Mittwoch, 21. Januar 2015

Tomtom Kaptan Sok. 15

Anna

Anna Grosser-Rilke, Anna (Maria Augusta), geb. Rilke, verh. Treuenfels (*1853 in Melnik-Tschechien, 1937/38, Ort unbekannt), Pianistin, Klavierlehrerin und Journalistin. Sie war zwar verwandt mit dem Dichter Rainer Maria Rilke, hat ihn möglicherweise selten oder gar nicht getroffen.

Als junges, begnadetes Talent absolvierte Anna 1870 das Leipziger Konservatorium. Sie wurde vertraut mit Mozart, Schumann, Schubert, Bach und Mendelssohn. Ihre Chopin’sche Musik wurde sogar mit den Worten „duftig poetisch, von so noblem, warmem und feinfühligem Anschlage bei zugleich energisch sonorer Kraft und schwungvoller Behandlung“ bewertet. Den Sommer 1874 verbrachte die Pianistin bei Liszt in Weimar. Diese Zeit nennt sie einen Höhepunkt in ihrem Leben.
 
Mit 25 Jahren heiratete Anna Rilke den deutsch-jüdischen Maler Moritz Treuenfels, der 3 Jahre später starb. Anna zog nach Berlin und trat hier weiterhin glanzvoll auf. Sie hat auch viele Auslandsauftritte gehabt. Einen weiteren Höhepunkt in ihrer Karriere bildete sicherlich ihre Ernennung zur Hofpianistin durch den König Leopold II. von Belgien 1884. 
In zweiter Ehe war sie getraut mit dem Journalisten und Schriftsteller Julius Grosser, den sie in ihrer Berliner Zeit kennenlernte. Er war zunächst Korrespondent des „New York Herald“, trat dann eine ständige Korrespondentenstelle in Konstantinopel für die “Kölnische Zeitung” an. So zog das Paar Grosser mit Sohn Günther 1888 nach Istanbul. Sie mieteten sich in diesem roten Haus ein.
 
Ihr Leben „unter diesem orientalischen Himmel“ war nicht mehr das alte vertraute. Sie hatte zwar Auftritte, sie gab Klavierunterricht, doch war ihr Hauptbewunderer fast nur ihr Ehemann Julius. Nach einem Konzert berichtet sie: „Ich habe an diesem Abend wirklich gut gespielt, nicht alle konnten der ihnen nicht sehr geläufigen Musik folgen, leichte italienische Opernarien hätten mehr Verständnis gefunden; aber das war mir gleichgültig, ich war in meinem Element und wollte den Leuten einmal echte gute deutsche Kunst bieten.”

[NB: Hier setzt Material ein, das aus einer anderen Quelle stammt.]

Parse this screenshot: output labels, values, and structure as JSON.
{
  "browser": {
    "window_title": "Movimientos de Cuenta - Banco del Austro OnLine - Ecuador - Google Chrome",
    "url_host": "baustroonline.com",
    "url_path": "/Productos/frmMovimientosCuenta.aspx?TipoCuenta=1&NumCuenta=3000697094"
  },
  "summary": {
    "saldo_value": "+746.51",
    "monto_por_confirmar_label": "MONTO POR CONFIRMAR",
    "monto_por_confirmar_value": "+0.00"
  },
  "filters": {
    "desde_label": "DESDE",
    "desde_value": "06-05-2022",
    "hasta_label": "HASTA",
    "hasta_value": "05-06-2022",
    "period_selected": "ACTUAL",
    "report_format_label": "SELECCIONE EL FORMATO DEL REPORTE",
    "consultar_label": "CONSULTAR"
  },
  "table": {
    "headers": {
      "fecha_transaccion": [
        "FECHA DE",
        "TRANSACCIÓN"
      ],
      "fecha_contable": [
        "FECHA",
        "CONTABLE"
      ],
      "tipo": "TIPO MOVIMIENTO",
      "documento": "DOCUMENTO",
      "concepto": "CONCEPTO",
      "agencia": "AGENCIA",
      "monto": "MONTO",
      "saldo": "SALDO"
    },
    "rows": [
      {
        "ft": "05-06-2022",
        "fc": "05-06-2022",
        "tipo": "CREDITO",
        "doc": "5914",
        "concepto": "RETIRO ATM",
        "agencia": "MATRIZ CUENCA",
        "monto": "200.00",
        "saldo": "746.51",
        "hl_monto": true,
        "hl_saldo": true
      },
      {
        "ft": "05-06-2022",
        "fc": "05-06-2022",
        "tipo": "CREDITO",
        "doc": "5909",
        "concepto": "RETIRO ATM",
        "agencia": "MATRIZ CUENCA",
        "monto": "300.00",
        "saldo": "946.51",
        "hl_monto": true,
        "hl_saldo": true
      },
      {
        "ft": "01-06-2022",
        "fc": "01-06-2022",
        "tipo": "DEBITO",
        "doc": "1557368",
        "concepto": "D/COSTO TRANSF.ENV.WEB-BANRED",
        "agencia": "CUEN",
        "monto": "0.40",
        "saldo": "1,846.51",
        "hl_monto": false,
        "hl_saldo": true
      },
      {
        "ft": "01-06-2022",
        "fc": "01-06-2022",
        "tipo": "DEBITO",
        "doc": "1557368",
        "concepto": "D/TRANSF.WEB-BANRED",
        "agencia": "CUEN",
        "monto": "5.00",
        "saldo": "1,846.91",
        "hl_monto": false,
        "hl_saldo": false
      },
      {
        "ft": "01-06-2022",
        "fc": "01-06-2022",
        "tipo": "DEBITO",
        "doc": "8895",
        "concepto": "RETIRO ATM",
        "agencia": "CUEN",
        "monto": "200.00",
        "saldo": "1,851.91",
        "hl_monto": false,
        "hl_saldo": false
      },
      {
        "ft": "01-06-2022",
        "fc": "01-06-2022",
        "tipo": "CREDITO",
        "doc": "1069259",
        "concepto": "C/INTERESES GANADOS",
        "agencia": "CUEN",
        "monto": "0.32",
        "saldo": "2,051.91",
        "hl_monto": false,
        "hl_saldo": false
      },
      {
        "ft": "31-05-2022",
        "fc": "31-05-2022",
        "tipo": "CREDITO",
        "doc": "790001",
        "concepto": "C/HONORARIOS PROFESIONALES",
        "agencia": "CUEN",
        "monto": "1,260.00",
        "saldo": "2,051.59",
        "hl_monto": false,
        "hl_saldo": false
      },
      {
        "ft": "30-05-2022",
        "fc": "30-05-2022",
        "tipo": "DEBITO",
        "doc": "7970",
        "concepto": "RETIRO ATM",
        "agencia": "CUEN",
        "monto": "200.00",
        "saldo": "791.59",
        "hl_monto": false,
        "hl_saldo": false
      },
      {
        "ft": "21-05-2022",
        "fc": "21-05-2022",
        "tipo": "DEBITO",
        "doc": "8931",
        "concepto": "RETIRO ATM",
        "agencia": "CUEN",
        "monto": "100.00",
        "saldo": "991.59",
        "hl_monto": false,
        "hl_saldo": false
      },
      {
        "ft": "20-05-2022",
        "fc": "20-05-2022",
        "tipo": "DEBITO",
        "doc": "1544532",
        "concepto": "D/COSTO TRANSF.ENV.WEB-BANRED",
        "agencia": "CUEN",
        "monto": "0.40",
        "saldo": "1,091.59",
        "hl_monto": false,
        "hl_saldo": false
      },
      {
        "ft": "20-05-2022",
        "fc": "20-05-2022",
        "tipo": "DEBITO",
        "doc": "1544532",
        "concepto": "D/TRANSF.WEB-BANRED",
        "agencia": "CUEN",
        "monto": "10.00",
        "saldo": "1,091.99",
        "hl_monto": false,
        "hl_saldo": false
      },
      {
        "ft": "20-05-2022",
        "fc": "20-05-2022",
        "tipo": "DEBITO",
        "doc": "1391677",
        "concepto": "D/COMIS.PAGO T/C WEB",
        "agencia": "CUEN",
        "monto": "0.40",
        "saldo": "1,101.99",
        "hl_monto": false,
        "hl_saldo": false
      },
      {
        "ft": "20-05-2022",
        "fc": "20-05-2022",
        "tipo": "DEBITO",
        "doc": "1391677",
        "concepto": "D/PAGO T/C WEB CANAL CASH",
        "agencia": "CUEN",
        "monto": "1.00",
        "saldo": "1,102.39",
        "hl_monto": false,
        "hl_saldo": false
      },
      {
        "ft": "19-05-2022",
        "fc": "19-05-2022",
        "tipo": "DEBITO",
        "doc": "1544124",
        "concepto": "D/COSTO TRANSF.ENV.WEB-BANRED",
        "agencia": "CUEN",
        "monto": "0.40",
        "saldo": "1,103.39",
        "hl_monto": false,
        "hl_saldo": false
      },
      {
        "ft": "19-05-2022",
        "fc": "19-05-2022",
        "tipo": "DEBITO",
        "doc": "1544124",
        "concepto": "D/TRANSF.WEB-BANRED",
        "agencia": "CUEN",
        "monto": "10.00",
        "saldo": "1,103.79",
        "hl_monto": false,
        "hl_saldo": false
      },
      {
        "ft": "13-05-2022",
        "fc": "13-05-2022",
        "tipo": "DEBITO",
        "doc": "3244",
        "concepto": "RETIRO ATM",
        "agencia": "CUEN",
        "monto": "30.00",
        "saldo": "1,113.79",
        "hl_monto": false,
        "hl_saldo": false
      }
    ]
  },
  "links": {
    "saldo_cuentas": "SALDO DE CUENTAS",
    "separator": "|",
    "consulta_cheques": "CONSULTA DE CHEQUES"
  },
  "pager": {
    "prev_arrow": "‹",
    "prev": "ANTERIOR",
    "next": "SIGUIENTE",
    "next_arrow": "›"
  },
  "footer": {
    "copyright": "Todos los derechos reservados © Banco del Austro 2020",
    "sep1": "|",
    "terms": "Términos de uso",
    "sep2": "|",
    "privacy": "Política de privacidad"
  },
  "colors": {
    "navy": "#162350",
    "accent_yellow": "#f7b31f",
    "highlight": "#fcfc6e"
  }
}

Unter ihren Hörern befand sich auch Sultan Abdulhamid II. (1842-1918), dessen Sohn, Prinz Mehmet Burhanettin Efendi (1885-1949), ihr Klavierschüler war. Aber auch eine junge Frau, Latife Uşşaki (1898-1975) hat bei ihr Klavier spielen gelernt. Diese Mademoiselle wird später Ehefrau des Republikvaters Mustafa Kemal Atatürk, wenn auch nur für eine kurze Dauer (1923-1925).
 
 

 
Nach dem Tode des Ehemannes Grosser (1895), des Korrespondenten, hat Anna die von ihm gegründete deutsche Nachrichtenagentur fortgeführt. Böse Zungen meinen, der Sultan hätte ihr zu der Zeit sogar Spionagetätigkeit angeboten, hinter vorgehaltener Hand natürlich. Immerhin, Agent und Agentur liegen nahe.
 
Als Musikerin gründete sie in Istanbul ein Streichquartett,
mit dem sie gemeinsam regelmäßig auftrat, und übernahm 1906 die Leitung der Musikabteilung des amerikanischen Robert College in Istanbul.
 
1918, nach dem gemeinsam verlorenen Krieg wurden alle deutschen Staatsangehörigen des Landes verwiesen. Anna kehrte zurück. Mit 30 Jahren Istanbul-Erfahrung im Koffer.
Als 1937 ihre Memoiren erschienen, war sie 84 Jahre alt. Kurz darauf starb sie. Wo sie starb, ist ungewiss. Anna hat nicht nur viel mitgenommen, sie hat auch viel da gelassen.

Ich höre noch immer ihre Klavierklänge, wenn ich an diesem Haus vorbeigehe.